ルームメイトが玉ねぎ1個とインスタント麺を持って、遠い目をして帰ってきたとします。未来を予知する能力がなくても、次に何が起こるかはすぐにわかりますよね。
参考書なんかでは、「will と be going to はだいたい同じ」って教えられがちです。次に起こることを話すときに、どっちを使っても大差ない、みたいな。
でも、それは間違いです。
Be going to は、未来を「予測」するためのものじゃありません。むしろ「現在の状況を報告する」ための表現なんです。未来に繋がるハッキリとした「兆候」が今、目の前にあるときに使う。もう、そのための種は蒔かれている状態です。
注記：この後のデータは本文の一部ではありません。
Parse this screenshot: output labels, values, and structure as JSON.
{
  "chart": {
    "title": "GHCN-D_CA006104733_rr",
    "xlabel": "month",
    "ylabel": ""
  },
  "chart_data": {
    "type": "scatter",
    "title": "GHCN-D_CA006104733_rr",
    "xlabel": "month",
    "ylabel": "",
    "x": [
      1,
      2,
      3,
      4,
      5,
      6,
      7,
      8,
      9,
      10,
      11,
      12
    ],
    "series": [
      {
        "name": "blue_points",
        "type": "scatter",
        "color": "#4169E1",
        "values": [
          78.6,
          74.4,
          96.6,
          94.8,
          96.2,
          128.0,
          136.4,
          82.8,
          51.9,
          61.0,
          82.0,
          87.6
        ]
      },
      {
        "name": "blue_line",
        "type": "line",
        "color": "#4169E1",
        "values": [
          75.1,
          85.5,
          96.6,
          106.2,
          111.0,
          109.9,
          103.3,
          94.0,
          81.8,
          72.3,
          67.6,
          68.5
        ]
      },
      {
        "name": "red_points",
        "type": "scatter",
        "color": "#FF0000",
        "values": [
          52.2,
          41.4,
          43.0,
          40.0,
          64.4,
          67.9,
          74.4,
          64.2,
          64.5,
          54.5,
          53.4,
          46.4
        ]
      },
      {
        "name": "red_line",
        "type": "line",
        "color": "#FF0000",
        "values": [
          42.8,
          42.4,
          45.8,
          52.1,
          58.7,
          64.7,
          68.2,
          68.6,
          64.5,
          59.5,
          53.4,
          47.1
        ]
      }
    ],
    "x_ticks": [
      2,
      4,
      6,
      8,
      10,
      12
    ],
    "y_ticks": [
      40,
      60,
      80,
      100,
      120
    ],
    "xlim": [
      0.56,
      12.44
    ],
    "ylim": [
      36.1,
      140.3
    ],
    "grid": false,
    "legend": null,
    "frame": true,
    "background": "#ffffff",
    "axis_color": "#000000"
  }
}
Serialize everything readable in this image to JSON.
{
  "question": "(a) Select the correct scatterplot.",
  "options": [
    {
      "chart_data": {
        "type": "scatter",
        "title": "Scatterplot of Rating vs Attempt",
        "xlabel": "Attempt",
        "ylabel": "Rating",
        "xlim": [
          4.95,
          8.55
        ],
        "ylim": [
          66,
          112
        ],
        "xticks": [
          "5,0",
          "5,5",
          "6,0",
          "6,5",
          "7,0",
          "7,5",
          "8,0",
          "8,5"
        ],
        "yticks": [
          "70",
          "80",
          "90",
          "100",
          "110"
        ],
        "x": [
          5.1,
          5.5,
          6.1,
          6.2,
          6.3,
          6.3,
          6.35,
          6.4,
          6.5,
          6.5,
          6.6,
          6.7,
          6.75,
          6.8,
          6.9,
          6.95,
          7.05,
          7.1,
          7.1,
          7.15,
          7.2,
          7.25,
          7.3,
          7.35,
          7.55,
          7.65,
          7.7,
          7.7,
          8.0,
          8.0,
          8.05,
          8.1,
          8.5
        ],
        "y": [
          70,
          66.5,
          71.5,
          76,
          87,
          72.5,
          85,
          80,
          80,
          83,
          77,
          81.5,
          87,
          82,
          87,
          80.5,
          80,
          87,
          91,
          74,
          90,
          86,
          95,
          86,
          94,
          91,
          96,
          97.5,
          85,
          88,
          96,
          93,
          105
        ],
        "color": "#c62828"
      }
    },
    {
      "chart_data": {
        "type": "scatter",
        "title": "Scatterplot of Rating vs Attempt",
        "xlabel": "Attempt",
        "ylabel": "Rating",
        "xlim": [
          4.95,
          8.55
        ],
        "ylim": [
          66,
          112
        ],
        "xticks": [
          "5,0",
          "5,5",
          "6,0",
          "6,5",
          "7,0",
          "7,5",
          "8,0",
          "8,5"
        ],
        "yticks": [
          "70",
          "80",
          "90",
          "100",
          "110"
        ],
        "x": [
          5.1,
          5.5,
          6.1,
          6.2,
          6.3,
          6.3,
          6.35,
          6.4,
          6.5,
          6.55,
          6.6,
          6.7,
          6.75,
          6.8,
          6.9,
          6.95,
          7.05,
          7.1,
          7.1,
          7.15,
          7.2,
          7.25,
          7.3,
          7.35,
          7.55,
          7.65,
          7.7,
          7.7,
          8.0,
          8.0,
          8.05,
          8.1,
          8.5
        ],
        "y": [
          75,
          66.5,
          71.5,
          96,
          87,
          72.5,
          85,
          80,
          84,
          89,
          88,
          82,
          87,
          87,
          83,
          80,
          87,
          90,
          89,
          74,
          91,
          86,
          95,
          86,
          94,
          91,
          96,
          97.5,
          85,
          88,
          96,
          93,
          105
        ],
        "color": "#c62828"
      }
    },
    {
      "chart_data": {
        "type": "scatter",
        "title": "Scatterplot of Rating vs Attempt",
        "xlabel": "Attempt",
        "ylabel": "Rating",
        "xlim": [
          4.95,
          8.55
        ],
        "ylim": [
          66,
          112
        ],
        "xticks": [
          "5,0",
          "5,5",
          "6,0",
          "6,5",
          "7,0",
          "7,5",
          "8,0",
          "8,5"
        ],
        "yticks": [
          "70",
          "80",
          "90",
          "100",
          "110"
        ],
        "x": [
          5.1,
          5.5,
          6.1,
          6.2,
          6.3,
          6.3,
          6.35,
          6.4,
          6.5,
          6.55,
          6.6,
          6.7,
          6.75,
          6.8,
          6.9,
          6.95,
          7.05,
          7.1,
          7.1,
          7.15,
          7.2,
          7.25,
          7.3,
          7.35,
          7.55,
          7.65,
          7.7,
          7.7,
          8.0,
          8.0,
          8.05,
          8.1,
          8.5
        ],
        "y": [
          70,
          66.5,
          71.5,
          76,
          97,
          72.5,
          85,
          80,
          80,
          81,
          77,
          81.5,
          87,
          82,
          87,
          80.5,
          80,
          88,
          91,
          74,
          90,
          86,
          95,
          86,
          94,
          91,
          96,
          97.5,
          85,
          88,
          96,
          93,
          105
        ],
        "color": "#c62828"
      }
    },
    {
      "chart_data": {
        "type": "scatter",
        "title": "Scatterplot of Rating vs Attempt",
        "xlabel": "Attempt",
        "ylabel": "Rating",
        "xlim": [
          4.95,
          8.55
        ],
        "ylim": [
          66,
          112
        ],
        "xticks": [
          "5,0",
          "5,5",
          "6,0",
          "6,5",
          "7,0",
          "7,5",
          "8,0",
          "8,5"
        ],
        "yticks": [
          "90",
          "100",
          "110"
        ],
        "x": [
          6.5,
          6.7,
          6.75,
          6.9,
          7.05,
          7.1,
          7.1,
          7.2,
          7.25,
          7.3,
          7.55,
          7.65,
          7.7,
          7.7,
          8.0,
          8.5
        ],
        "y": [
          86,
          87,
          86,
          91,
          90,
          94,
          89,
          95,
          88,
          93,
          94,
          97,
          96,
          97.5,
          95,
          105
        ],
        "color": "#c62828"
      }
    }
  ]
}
カウンターに材料が置いてある。もう未来は動き出している、って感じですね。
He's going to make instant noodles for dinner again.
彼、また夕食にインスタント麺を作るつもりでしょう。
Look at those dark clouds. It's definitely going to rain.
あの暗い雲を見てください。絶対に雨が降りますよ。
I'm going to block his number. I've had enough.
彼の番号をブロックするつもりです。もう我慢の限界です。
We're going to take a real vacation this year, no emails.
今年は、メールなしで本物の休暇を取るつもりです。
日本では仕事のメールを完全に遮断して休暇を取るのが難しいと感じる人も多いので、この表現は「絶対にそうする」という強い決意が伝わってきますね。
矢はすでに放たれた
will は、メニューを指差して I'll have the pizza(ピザにします)と言うみたいに、その場でパッと決める、衝動的な選択だと考えてみてください。でも be going to は、レストランに座るずっと前から、もうその決定が下されていた、という意味なんです。一日中そのピザのことばかり考えていた、みたいな。決定のプロセスは過去にあり、結果だけが未来にある、というイメージです。
だから be going to は、ずっと重みがあって、ずっと確実な感じがするんです。過去の原因と未来の結果を結びつける。まるで、物語はもう書かれていて、私たちはただ最後のシーンが展開されるのを見ているだけ、と聞き手に伝えているようなものです。「この映画、悲しいかも」と思うのと、友達がティッシュに手を伸ばすのを見て「ああ、彼女、泣くつもりだ」とわかるのとの違いですね。
究極のルールはこれです。be going to は、未来を「推測」するために使うんじゃない。未来の兆候が今、目の前にはっきりと見えているときに使うんです。空の暗い雲であれ、誰かの心の中にある固い決意であれ、その原因はすでにここにあるんですから。